To demonstrate the versatility of our yeast platform, we further engineered P. pastoris to convert isobutanol to the volatile ester isobutyl acetate. Many volatile esters exist in nature and their biosynthesis typically involves the condensation of an acyl-CoA with an alcohol. This reaction is carried out by the enzyme alcohol O-acyltransferases (ATFs) [34]. Along with the wax ester synthases/acyl-CoA:diacylglycerol acyltransferase (WS/DGAT), ATFs form a class of enzymes that use acyl-CoA units as the acid component for ester formation. The Baker’s yeast S. cerevisiae, which produces several volatile esters during beer and wine fermentation, contains four alcohol O-acyltransferase genes, ATF1, ATF2, EHT1 and EEB1 [35]. Previous work by Rodriguez and coworkers found that heterologous expression of ATF1, which has the broadest substrate scope of the four, in an engineered E. coli strain led to production of acetate ester of several alcohols including isobutanol and isopentanol [27]. Encouraged by these results, we constitutively expressed S. cerevisiae ATF1 in PP300. The resulting strain (PP400) produced isobutyl acetate at a titer of 6.0 ± 0.6 mg/L, along with smaller quantities of several other acetate esters such as isoamyl acetate (Fig. 9a, b). The low titers of isobutyl acetate ester, as well as the large accumulation of isobutanol in the production culture, indicated that the conversion of isobutanol to isobutyl acetate is a potential bottleneck, indicating the need for further strain optimization. This prompted us to overexpress ScATF1 on an episomal plasmid instead of integrating the expression cassette into the genome.

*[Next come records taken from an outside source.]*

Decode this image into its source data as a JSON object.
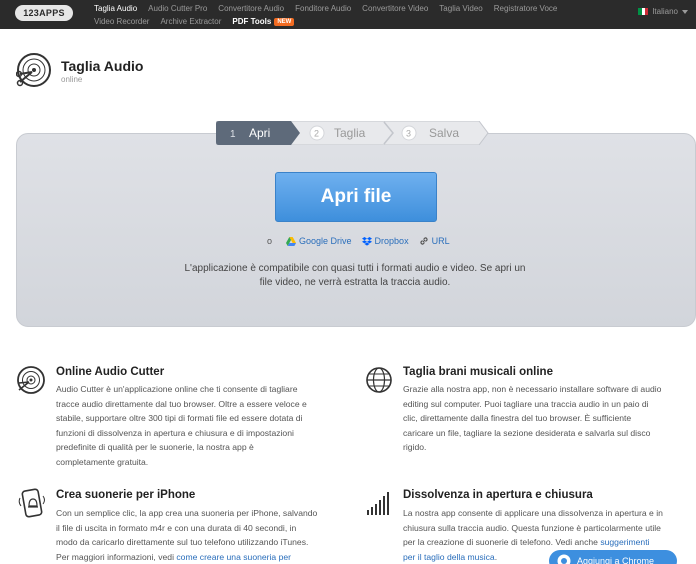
{
  "topbar": {
    "logo": "123APPS",
    "nav_row1": [
      "Taglia Audio",
      "Audio Cutter Pro",
      "Convertitore Audio",
      "Fonditore Audio",
      "Convertitore Video",
      "Taglia Video",
      "Registratore Voce"
    ],
    "nav_row2": [
      "Video Recorder",
      "Archive Extractor"
    ],
    "pdf_tools": "PDF Tools",
    "new_badge": "NEW",
    "language": "Italiano",
    "colors": {
      "background": "#2b2b2b",
      "active": "#ffffff",
      "badge": "#f26b21"
    }
  },
  "app": {
    "title": "Taglia Audio",
    "subtitle": "online",
    "icon": "vinyl-scissors-icon"
  },
  "steps": [
    {
      "number": "1",
      "label": "Apri",
      "active": true
    },
    {
      "number": "2",
      "label": "Taglia",
      "active": false
    },
    {
      "number": "3",
      "label": "Salva",
      "active": false
    }
  ],
  "panel": {
    "open_button": "Apri file",
    "or": "o",
    "sources": [
      {
        "label": "Google Drive",
        "icon": "google-drive-icon"
      },
      {
        "label": "Dropbox",
        "icon": "dropbox-icon"
      },
      {
        "label": "URL",
        "icon": "link-icon"
      }
    ],
    "compat_line1": "L'applicazione è compatibile con quasi tutti i formati audio e video. Se apri un",
    "compat_line2": "file video, ne verrà estratta la traccia audio.",
    "accent": "#3e8fdc"
  },
  "features": [
    {
      "title": "Online Audio Cutter",
      "icon": "vinyl-icon",
      "lines": [
        "Audio Cutter è un'applicazione online che ti consente di tagliare",
        "tracce audio direttamente dal tuo browser. Oltre a essere veloce e",
        "stabile, supportare oltre 300 tipi di formati file ed essere dotata di",
        "funzioni di dissolvenza in apertura e chiusura e di impostazioni",
        "predefinite di qualità per le suonerie, la nostra app è",
        "completamente gratuita."
      ]
    },
    {
      "title": "Taglia brani musicali online",
      "icon": "globe-icon",
      "lines": [
        "Grazie alla nostra app, non è necessario installare software di audio",
        "editing sul computer. Puoi tagliare una traccia audio in un paio di",
        "clic, direttamente dalla finestra del tuo browser. È sufficiente",
        "caricare un file, tagliare la sezione desiderata e salvarla sul disco",
        "rigido."
      ]
    },
    {
      "title": "Crea suonerie per iPhone",
      "icon": "phone-bell-icon",
      "lines": [
        "Con un semplice clic, la app crea una suoneria per iPhone, salvando",
        "il file di uscita in formato m4r e con una durata di 40 secondi, in",
        "modo da caricarlo direttamente sul tuo telefono utilizzando iTunes."
      ],
      "last_prefix": "Per maggiori informazioni, vedi ",
      "last_link": "come creare una suoneria per"
    },
    {
      "title": "Dissolvenza in apertura e chiusura",
      "icon": "fade-bars-icon",
      "lines": [
        "La nostra app consente di applicare una dissolvenza in apertura e in",
        "chiusura sulla traccia audio. Questa funzione è particolarmente utile"
      ],
      "line3_prefix": "per la creazione di suonerie di telefono. Vedi anche ",
      "line3_link": "suggerimenti",
      "line4_link": "per il taglio della musica",
      "line4_suffix": "."
    }
  ],
  "chrome_button": "Aggiungi a Chrome"
}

The resulting strain, PP401, produced isobutyl acetate at 51.2 ± 6.8 mg/L as well as isoamyl acetate ester at 23.5 ± 3.0 mg/L (Fig. 9a, b). The episomal plasmid was stably maintained during the fermentation as confirmed by RT-PCR quantification of gene copy number (Additional file 1: Figure S6). The elevated production levels of the acetate esters correspond to the increased expression of ScATF1 and the higher gene copy number as indicated by real-time PCR (Additional file 1: Figure S5).